The note of the car’s engine altered; one of its doors clicked open and there were rapid footsteps on the pavement. Then, horribly, the woman with the shopping-bag screamed-and Fen, swinging round, saw the soldierly-looking man grapple with the stranger who had emerged from the waiting sedan. It was all over long before Fen could reach them. The assailant struck viciously at his victim’s unprotected head, snatched the typescript from his hand as he fell, and scrambled back into the car, which slewed away from the curb with a squeal of tyres, and in another instant was gone. Pausing only to note its number and direction, Fen ran on and bent over the huddled body at which the woman was staring in dazed, helpless incomprehension. But the skull was crushed; there was nothing, Fen saw, that he or anyone else could do. He stood over the body, allowing no one to touch it, until the police arrived.

And at eleven o’clock next morning: “Very satisfactory,” said Detective-Inspector Humbleby of the Metropolitan C.I.D. “Very satisfactory indeed. Between you, you and that Ayres woman are going to hang Mr.

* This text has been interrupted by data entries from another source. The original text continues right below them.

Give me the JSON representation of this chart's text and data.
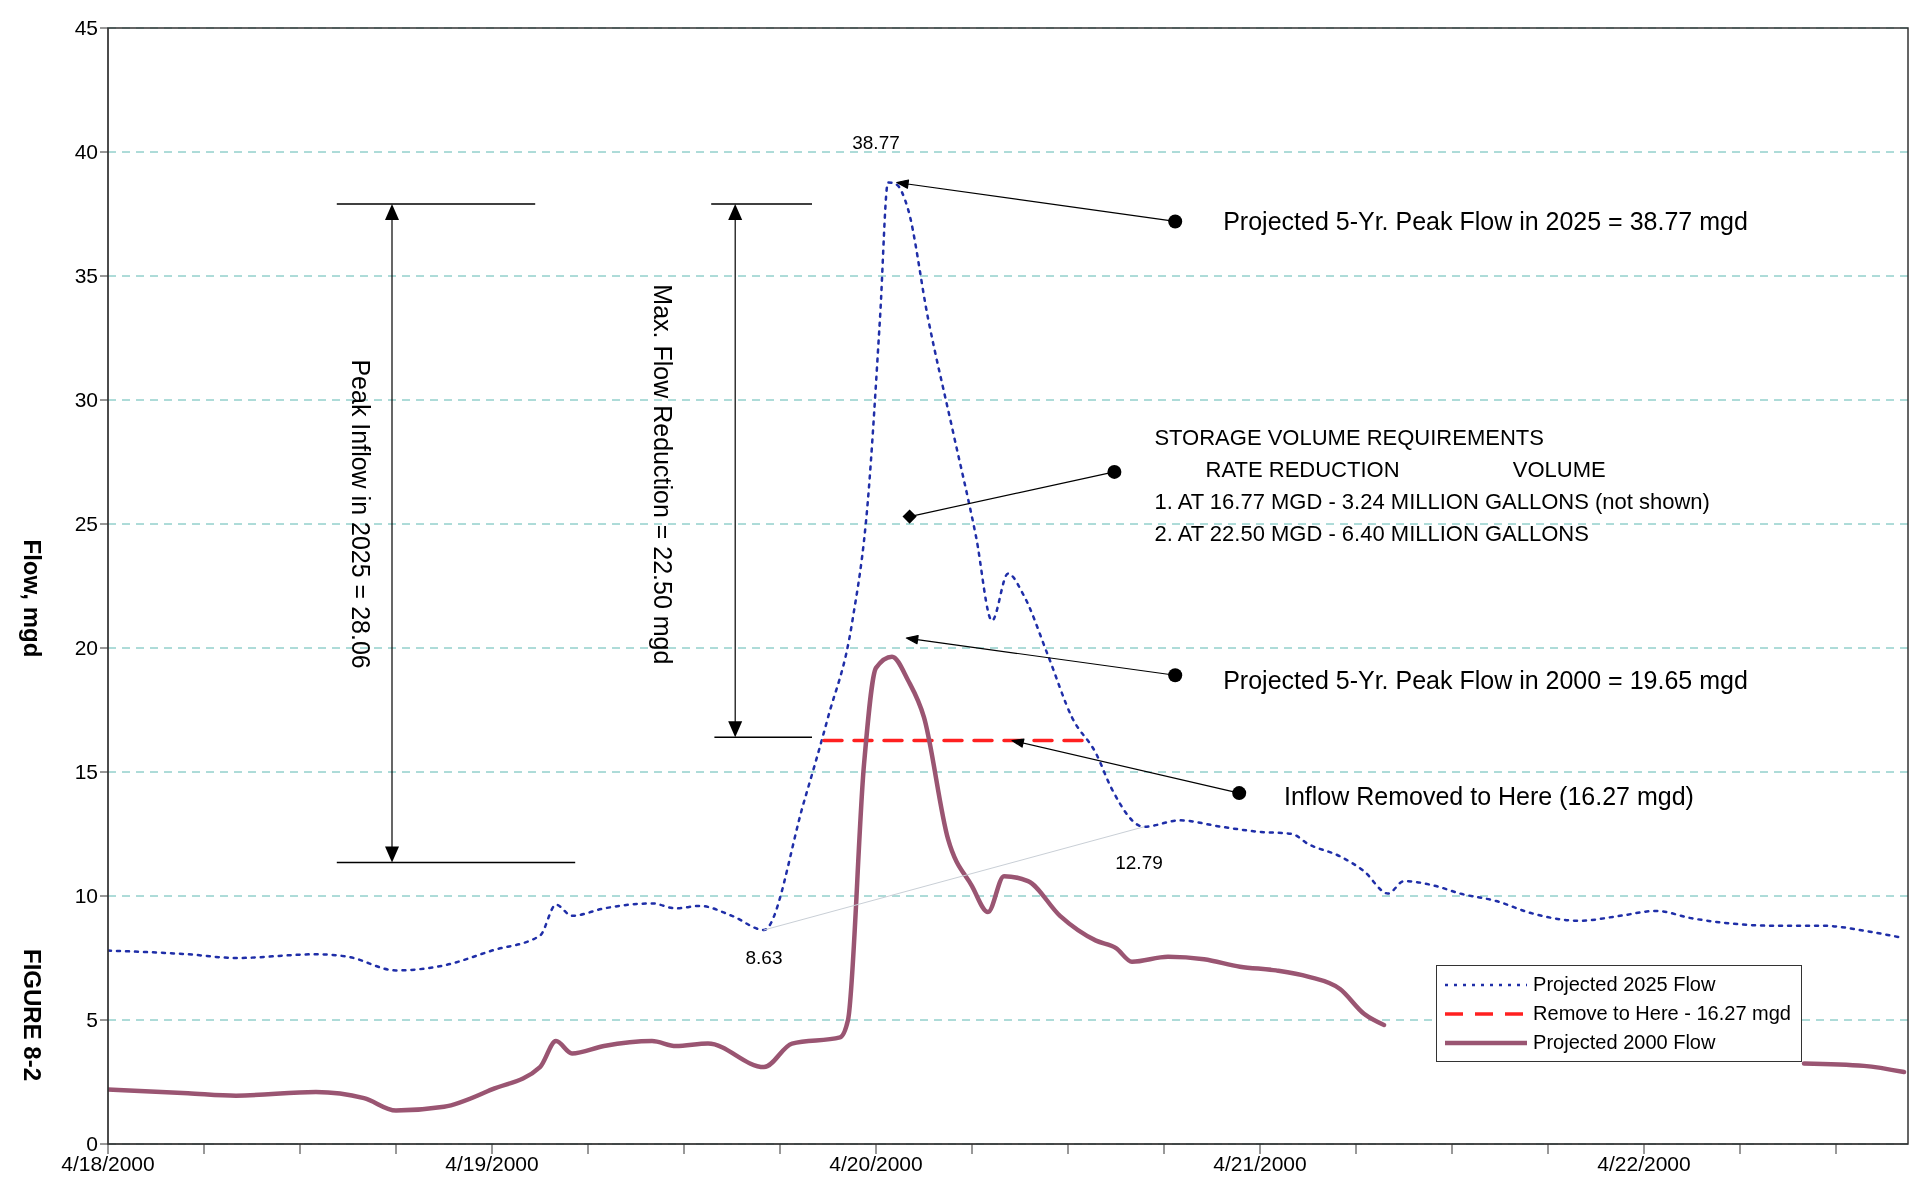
{
  "chart_data": {
    "type": "line",
    "ylabel": "Flow, mgd",
    "xlim": [
      "2000-04-18T00:00",
      "2000-04-22T16:30"
    ],
    "ylim": [
      0,
      45
    ],
    "yticks": [
      0,
      5,
      10,
      15,
      20,
      25,
      30,
      35,
      40,
      45
    ],
    "xticks": [
      {
        "value": "2000-04-18T00:00",
        "label": "4/18/2000"
      },
      {
        "value": "2000-04-18T06:00",
        "label": null
      },
      {
        "value": "2000-04-18T12:00",
        "label": null
      },
      {
        "value": "2000-04-18T18:00",
        "label": null
      },
      {
        "value": "2000-04-19T00:00",
        "label": "4/19/2000"
      },
      {
        "value": "2000-04-19T06:00",
        "label": null
      },
      {
        "value": "2000-04-19T12:00",
        "label": null
      },
      {
        "value": "2000-04-19T18:00",
        "label": null
      },
      {
        "value": "2000-04-20T00:00",
        "label": "4/20/2000"
      },
      {
        "value": "2000-04-20T06:00",
        "label": null
      },
      {
        "value": "2000-04-20T12:00",
        "label": null
      },
      {
        "value": "2000-04-20T18:00",
        "label": null
      },
      {
        "value": "2000-04-21T00:00",
        "label": "4/21/2000"
      },
      {
        "value": "2000-04-21T06:00",
        "label": null
      },
      {
        "value": "2000-04-21T12:00",
        "label": null
      },
      {
        "value": "2000-04-21T18:00",
        "label": null
      },
      {
        "value": "2000-04-22T00:00",
        "label": "4/22/2000"
      },
      {
        "value": "2000-04-22T06:00",
        "label": null
      },
      {
        "value": "2000-04-22T12:00",
        "label": null
      }
    ],
    "grid": "y",
    "legend": "bottom right",
    "series": [
      {
        "name": "Projected 2025 Flow",
        "color": "#1f2ea8",
        "line_style": "dotted",
        "x": [
          "2000-04-18T00:00",
          "2000-04-18T05:00",
          "2000-04-18T08:00",
          "2000-04-18T13:00",
          "2000-04-18T15:00",
          "2000-04-18T18:00",
          "2000-04-18T21:00",
          "2000-04-19T00:00",
          "2000-04-19T03:00",
          "2000-04-19T04:00",
          "2000-04-19T05:00",
          "2000-04-19T07:00",
          "2000-04-19T10:00",
          "2000-04-19T11:30",
          "2000-04-19T13:00",
          "2000-04-19T15:00",
          "2000-04-19T17:00",
          "2000-04-19T19:30",
          "2000-04-19T21:00",
          "2000-04-19T22:30",
          "2000-04-19T23:30",
          "2000-04-20T00:15",
          "2000-04-20T00:45",
          "2000-04-20T01:15",
          "2000-04-20T02:00",
          "2000-04-20T03:15",
          "2000-04-20T04:45",
          "2000-04-20T06:15",
          "2000-04-20T07:15",
          "2000-04-20T08:15",
          "2000-04-20T09:15",
          "2000-04-20T10:45",
          "2000-04-20T12:15",
          "2000-04-20T13:45",
          "2000-04-20T14:45",
          "2000-04-20T16:45",
          "2000-04-20T19:00",
          "2000-04-20T21:30",
          "2000-04-20T23:45",
          "2000-04-21T02:00",
          "2000-04-21T03:00",
          "2000-04-21T05:00",
          "2000-04-21T06:30",
          "2000-04-21T08:00",
          "2000-04-21T09:00",
          "2000-04-21T11:00",
          "2000-04-21T12:30",
          "2000-04-21T14:45",
          "2000-04-21T17:00",
          "2000-04-21T20:00",
          "2000-04-21T22:30",
          "2000-04-22T00:45",
          "2000-04-22T03:00",
          "2000-04-22T05:15",
          "2000-04-22T08:15",
          "2000-04-22T11:15",
          "2000-04-22T13:45",
          "2000-04-22T16:15"
        ],
        "values": [
          7.8,
          7.65,
          7.5,
          7.65,
          7.55,
          7.0,
          7.2,
          7.8,
          8.4,
          9.65,
          9.2,
          9.5,
          9.7,
          9.5,
          9.6,
          9.2,
          8.63,
          13.8,
          17.2,
          21,
          26,
          33.3,
          38.77,
          38.7,
          37.7,
          33.3,
          28.9,
          24.5,
          21.1,
          23,
          22.1,
          19.7,
          17.2,
          15.75,
          14.3,
          12.79,
          13.05,
          12.8,
          12.6,
          12.5,
          12.1,
          11.6,
          11.0,
          10.1,
          10.6,
          10.4,
          10.1,
          9.8,
          9.3,
          9.0,
          9.2,
          9.4,
          9.1,
          8.9,
          8.8,
          8.8,
          8.6,
          8.3
        ]
      },
      {
        "name": "Remove to Here - 16.27 mgd",
        "color": "#ff2020",
        "line_style": "dashed",
        "x": [
          "2000-04-19T20:45",
          "2000-04-20T13:00"
        ],
        "values": [
          16.27,
          16.27
        ]
      },
      {
        "name": "Projected 2000 Flow",
        "color": "#9a5572",
        "line_style": "solid",
        "x": [
          "2000-04-18T00:00",
          "2000-04-18T05:00",
          "2000-04-18T08:00",
          "2000-04-18T13:00",
          "2000-04-18T16:00",
          "2000-04-18T18:00",
          "2000-04-18T21:00",
          "2000-04-19T00:00",
          "2000-04-19T03:00",
          "2000-04-19T04:00",
          "2000-04-19T05:00",
          "2000-04-19T07:00",
          "2000-04-19T10:00",
          "2000-04-19T11:30",
          "2000-04-19T13:30",
          "2000-04-19T17:00",
          "2000-04-19T18:45",
          "2000-04-19T21:45",
          "2000-04-19T22:15",
          "2000-04-19T23:15",
          "2000-04-20T00:00",
          "2000-04-20T01:00",
          "2000-04-20T02:00",
          "2000-04-20T03:00",
          "2000-04-20T04:30",
          "2000-04-20T06:00",
          "2000-04-20T07:00",
          "2000-04-20T08:00",
          "2000-04-20T09:30",
          "2000-04-20T11:30",
          "2000-04-20T13:45",
          "2000-04-20T15:00",
          "2000-04-20T16:00",
          "2000-04-20T18:15",
          "2000-04-20T20:30",
          "2000-04-20T22:45",
          "2000-04-21T01:00",
          "2000-04-21T03:00",
          "2000-04-21T05:00",
          "2000-04-21T06:30",
          "2000-04-21T07:45",
          "2000-04-21T12:00",
          "2000-04-22T00:00",
          "2000-04-22T08:00",
          "2000-04-22T10:00",
          "2000-04-22T13:45",
          "2000-04-22T16:15"
        ],
        "values": [
          2.2,
          2.05,
          1.95,
          2.1,
          1.85,
          1.35,
          1.5,
          2.2,
          3.1,
          4.15,
          3.65,
          3.95,
          4.15,
          3.95,
          4.05,
          3.1,
          4.05,
          4.3,
          5.0,
          15.3,
          19.2,
          19.65,
          18.7,
          17.2,
          12.3,
          10.4,
          9.35,
          10.8,
          10.6,
          9.2,
          8.2,
          7.9,
          7.35,
          7.55,
          7.45,
          7.15,
          7.0,
          6.75,
          6.25,
          5.25,
          4.8,
          null,
          null,
          null,
          3.25,
          3.15,
          2.9
        ]
      },
      {
        "color": "#c9cfd6",
        "line_style": "solid",
        "x": [
          "2000-04-19T17:00",
          "2000-04-20T16:45"
        ],
        "values": [
          8.63,
          12.79
        ]
      }
    ],
    "annotations": [
      {
        "text": "38.77",
        "x": "2000-04-20T00:45",
        "y": 38.77
      },
      {
        "text": "8.63",
        "x": "2000-04-19T17:00",
        "y": 8.63
      },
      {
        "text": "12.79",
        "x": "2000-04-20T16:45",
        "y": 12.79
      },
      "Projected 5-Yr. Peak Flow in 2025 = 38.77 mgd",
      "Projected 5-Yr. Peak Flow in 2000 = 19.65 mgd",
      "Inflow Removed to Here (16.27 mgd)",
      "STORAGE VOLUME REQUIREMENTS",
      "RATE REDUCTION",
      "VOLUME",
      "1. AT 16.77 MGD - 3.24 MILLION GALLONS (not shown)",
      "2. AT 22.50 MGD - 6.40 MILLION GALLONS",
      "Peak Inflow in 2025 = 28.06",
      "Max. Flow Reduction = 22.50 mgd",
      "FIGURE 8-2"
    ]
  }
}
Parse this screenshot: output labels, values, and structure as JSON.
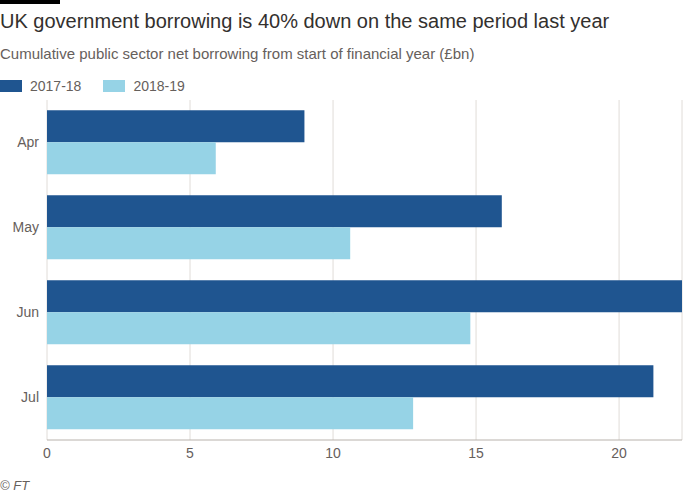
{
  "chart_data": {
    "type": "bar",
    "orientation": "horizontal",
    "title": "UK government borrowing is 40% down on the same period last year",
    "subtitle": "Cumulative public sector net borrowing from start of financial year (£bn)",
    "source": "© FT",
    "categories": [
      "Apr",
      "May",
      "Jun",
      "Jul"
    ],
    "series": [
      {
        "name": "2017-18",
        "color": "#1f5590",
        "values": [
          9.0,
          15.9,
          22.2,
          21.2
        ]
      },
      {
        "name": "2018-19",
        "color": "#96d3e6",
        "values": [
          5.9,
          10.6,
          14.8,
          12.8
        ]
      }
    ],
    "xlim": [
      0,
      22.2
    ],
    "xticks": [
      0,
      5,
      10,
      15,
      20
    ],
    "grid": true,
    "legend": "top-left"
  }
}
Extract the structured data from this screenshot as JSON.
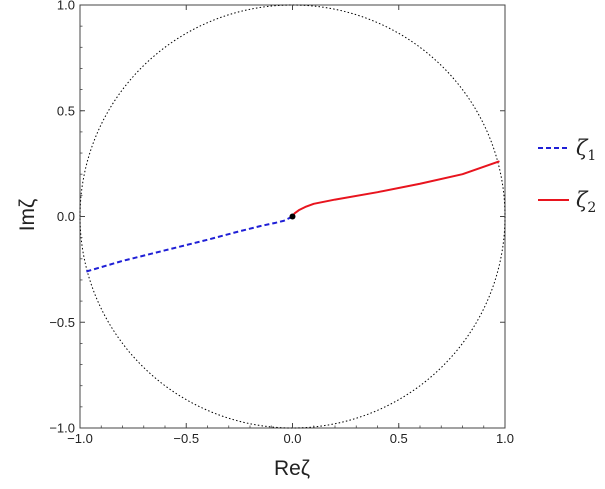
{
  "chart_data": {
    "type": "line",
    "xlabel": "Reζ",
    "ylabel": "Imζ",
    "xlim": [
      -1.0,
      1.0
    ],
    "ylim": [
      -1.0,
      1.0
    ],
    "x_ticks": [
      "−1.0",
      "−0.5",
      "0.0",
      "0.5",
      "1.0"
    ],
    "y_ticks": [
      "−1.0",
      "−0.5",
      "0.0",
      "0.5",
      "1.0"
    ],
    "grid": false,
    "legend_position": "right",
    "unit_circle": {
      "center": [
        0,
        0
      ],
      "radius": 1,
      "style": "dotted",
      "color": "#000000"
    },
    "origin_point": {
      "x": 0,
      "y": 0,
      "color": "#000000"
    },
    "series": [
      {
        "name": "ζ",
        "name_subscript": "1",
        "style": "dashed",
        "color": "#1f1fd6",
        "x": [
          -0.97,
          -0.8,
          -0.6,
          -0.4,
          -0.25,
          -0.15,
          -0.08,
          -0.04,
          -0.01,
          0.0
        ],
        "y": [
          -0.26,
          -0.21,
          -0.16,
          -0.11,
          -0.07,
          -0.045,
          -0.03,
          -0.02,
          -0.005,
          0.0
        ]
      },
      {
        "name": "ζ",
        "name_subscript": "2",
        "style": "solid",
        "color": "#e8141e",
        "x": [
          0.0,
          0.01,
          0.03,
          0.06,
          0.1,
          0.2,
          0.4,
          0.6,
          0.8,
          0.97
        ],
        "y": [
          0.0,
          0.015,
          0.03,
          0.045,
          0.06,
          0.08,
          0.115,
          0.155,
          0.2,
          0.26
        ]
      }
    ]
  }
}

Leonard Mocatelli higher than Haman. And a good riddance, too.”

“The man must be quite mad.” As was allowable in an old and trusted friend of the Inspector’s, Fen spoke somewhat petulantly. “Mad, I mean, to commit murder under the noses of two witnesses. What
did
he expect?”

“Ah, but he hadn’t got a record, you see.” Humbleby lit a cheroot with a new-fangled pocket-lighter which smelled of ether.
“He
didn’t think Scotland Yard had ever heard of him, and it must have given him a nasty turn when we hauled him out of bed in the middle of the night, and brought him along here. He was the only member of the group whose viciousness was likely to extend to murder, and that being so—”

“Wait, wait,” Fen interposed fretfully. “I don’t understand any of this. Who
is
Mocatelli? Whom did he kill, and why? And what is the ‘group’ you mentioned?”

At this, Humbleby’s satisfaction diminished visibly; he sighed. “It’s not,” he said, “that I’m personally unwilling to give you the facts. But there’s a certain rather delicate matter involved, and…” His voice trailed away. “Well, there you are.”